The British government says its troops won't engage in combat, but will most likely help train local forces. Other European countries are discussing making the same commitment, while governments from Washington to Tokyo have pledged millions of dollars to fund the military campaign.

It will be needed: with rebels fleeing their former strongholds, many fear a new phase of guerilla warfare is about to begin. And as GlobalPost's Tristan McConnell has seen in Mali, the extremists are capable of unimaginable horror.

When is a curfew not a curfew? When nobody obeys it. Protests continued throughout the night in the Egyptian cities of Port Said, Ismailiyah and Suez, despite President Mohamed Morsi's orders to stay off the streets. The army, meanwhile, isn't showing much interest either in enforcing those orders nor in exercising its new powers to arrest civilians.

Morsi's call for national dialogue was also ignored, with leading opposition figures dismissing it as "fake." Egypt's at an impasse, and it's a deadly one: at least two more people were killed overnight.


Finally, good news for the huddled masses. Reform of US immigration law is starting to look like a real prospect, with not one but two plans on the table. President Barack Obama will today present his proposals to help resolve the fate of America's 11 million undocumented immigrants, one day after eight senior senators laid out their own blueprint for "a tough but fair path to citizenship."

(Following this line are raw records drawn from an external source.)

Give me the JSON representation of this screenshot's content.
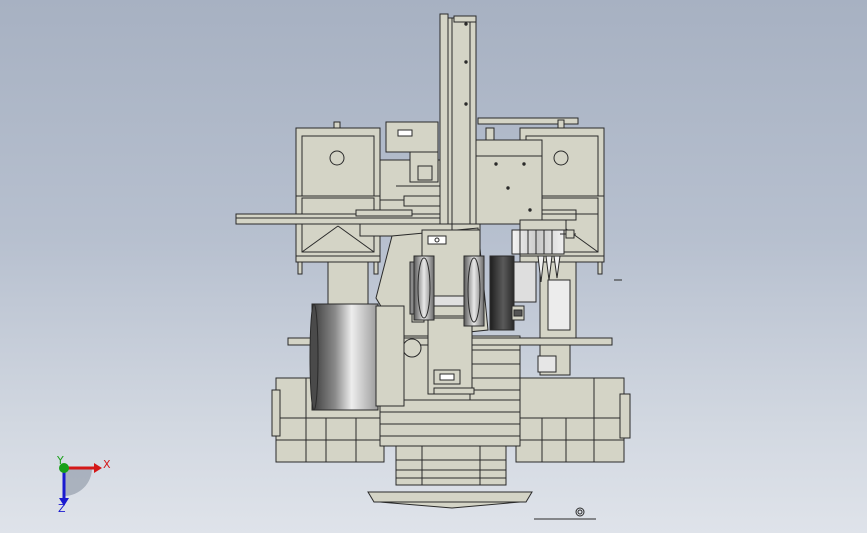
{
  "viewport": {
    "background_top": "#a7b1c2",
    "background_bottom": "#dfe3ea"
  },
  "model": {
    "body_color": "#d4d4c6",
    "shadow_color": "#bcbcae",
    "line_color": "#2a2a2a",
    "dark_color": "#3a3a3a"
  },
  "triad": {
    "x_label": "X",
    "y_label": "Y",
    "z_label": "Z",
    "x_color": "#d41818",
    "y_color": "#18a018",
    "z_color": "#1a1ad0"
  }
}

Enacting either framework will be an uphill battle. But for the first time in a decade, GlobalPost's Jean MacKenzie says, there's hope that the long agony for undocumented immigrants might be nearing a solution.

So that's what North Korea looks like. Google has just launched its most detailed map to date of the secretive country, adding hundreds of streets, place names and landmarks where previously there were just blanks. (You can even see one of the gulags, which helpfully already has 15 "user reviews.")

The update was made possible by "citizen cartographers" from all over the world, according to Google. It's just unfortunate that no one in North Korea can get online to check their work.


Iran's space monkey is alive! Pictures of the star-hopping simian post-75-mile sub-orbital flight were circulated yesterday, showing him definitely living but also kind of furious. (Or is he just sad? These space monkeys can be so hard to read.)

The irate primate isn't the first animal astronaut, of course, as this hall of fame testifies. If they can put a man on the Moon, they can, er, send a mealworm into orbit.